$ cat post/february-25,-2019---sre's-dilemma:-scaling-remote-infra-in-a-pandemic.md

25FEB19

February 25, 2019 - SRE's Dilemma: Scaling Remote Infra in a Pandemic

Hey there,

February 2019 finds me knee-deep in the chaos of remote-first infrastructure scaling. It’s been a rollercoaster since the pandemic hit, but I’ve got some concrete examples and experiences to share.

The Setup

We’ve seen a significant shift towards remote work, with our company going from a mix of office and home to full-on remote. This means our internal developer portal—Backstage—is now handling more requests than ever. Our platform team is growing, but we’re still juggling the complexities that come with scaling infrastructure remotely.

The Debugging Sessions

Last week, I was deep into a debugging session for one of our services running on Kubernetes.
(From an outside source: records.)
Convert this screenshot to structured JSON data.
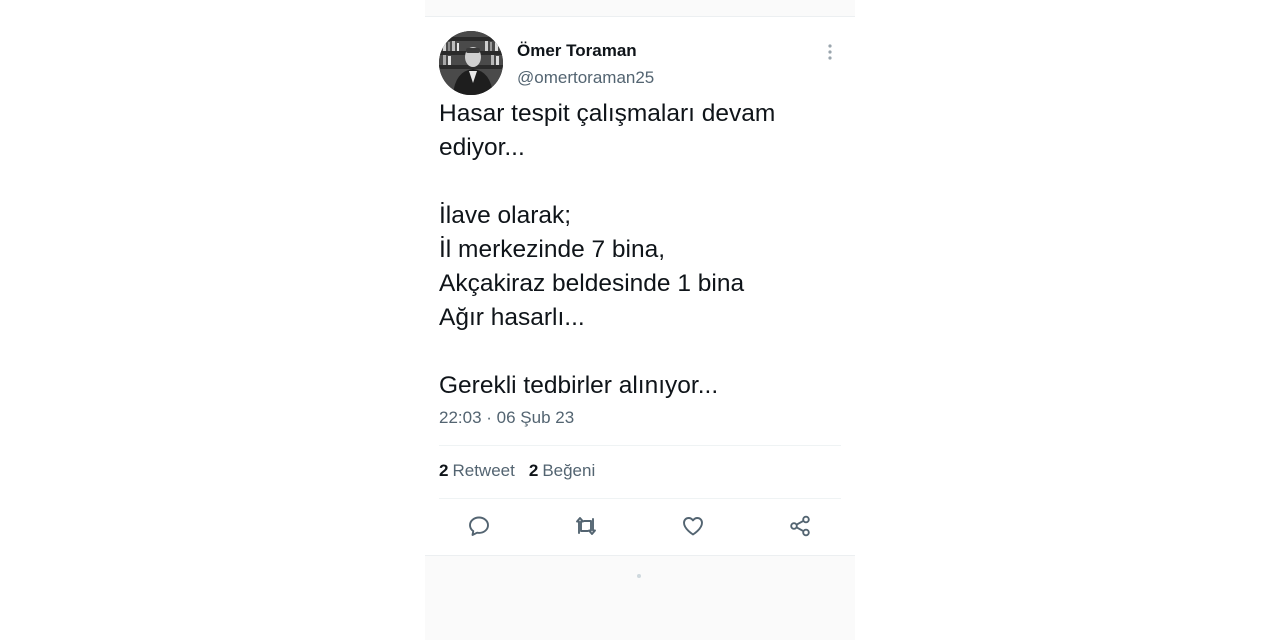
{
  "tweet": {
    "author": {
      "name": "Ömer Toraman",
      "handle": "@omertoraman25",
      "avatar": "author-avatar-photo"
    },
    "text_lines": [
      "Hasar tespit çalışmaları devam",
      "ediyor...",
      "",
      "İlave olarak;",
      "İl merkezinde 7 bina,",
      "Akçakiraz beldesinde 1 bina",
      "Ağır hasarlı...",
      "",
      "Gerekli tedbirler alınıyor..."
    ],
    "timestamp": "22:03 · 06 Şub 23",
    "stats": {
      "retweets_count": "2",
      "retweets_label": "Retweet",
      "likes_count": "2",
      "likes_label": "Beğeni"
    },
    "actions": {
      "reply_icon": "reply-icon",
      "retweet_icon": "retweet-icon",
      "like_icon": "heart-icon",
      "share_icon": "share-icon",
      "more_icon": "more-vertical-icon"
    }
  },
  "colors": {
    "text_primary": "#0f1419",
    "text_secondary": "#536471",
    "icon": "#536471",
    "divider": "#eff3f4",
    "background": "#ffffff"
  }
}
We were seeing intermittent 502 errors, and I had to figure out what was causing them. After hours of digging through logs and metrics, it turned out that the problem was related to the way we were handling network connections in our eBPF programs. Turns out, the high load was causing some timeouts, which was leading to those 502s. It’s a classic case of over-engineering meeting unexpected edge cases.

The GitOps Evolution

Meanwhile, our team is also grappling with GitOps practices using ArgoCD and Flux. These tools are still maturing, but they’re becoming indispensable for managing our complex infrastructure. Recently, we hit a snag where Flux was failing to apply changes due to some misconfigured Helm charts. After a bit of troubleshooting, I realized the issue was caused by an outdated dependency in one of our chart files. Once that was fixed, things started flowing smoothly again.

The Pandemic’s Impact

The pandemic has only amplified these challenges. With everyone working from home, the lines between work and personal life have blurred. I’ve found myself staying up late to fix issues that pop up, often at 3 AM when my family is trying to sleep. It’s not always easy to maintain a good work-life balance in this setup.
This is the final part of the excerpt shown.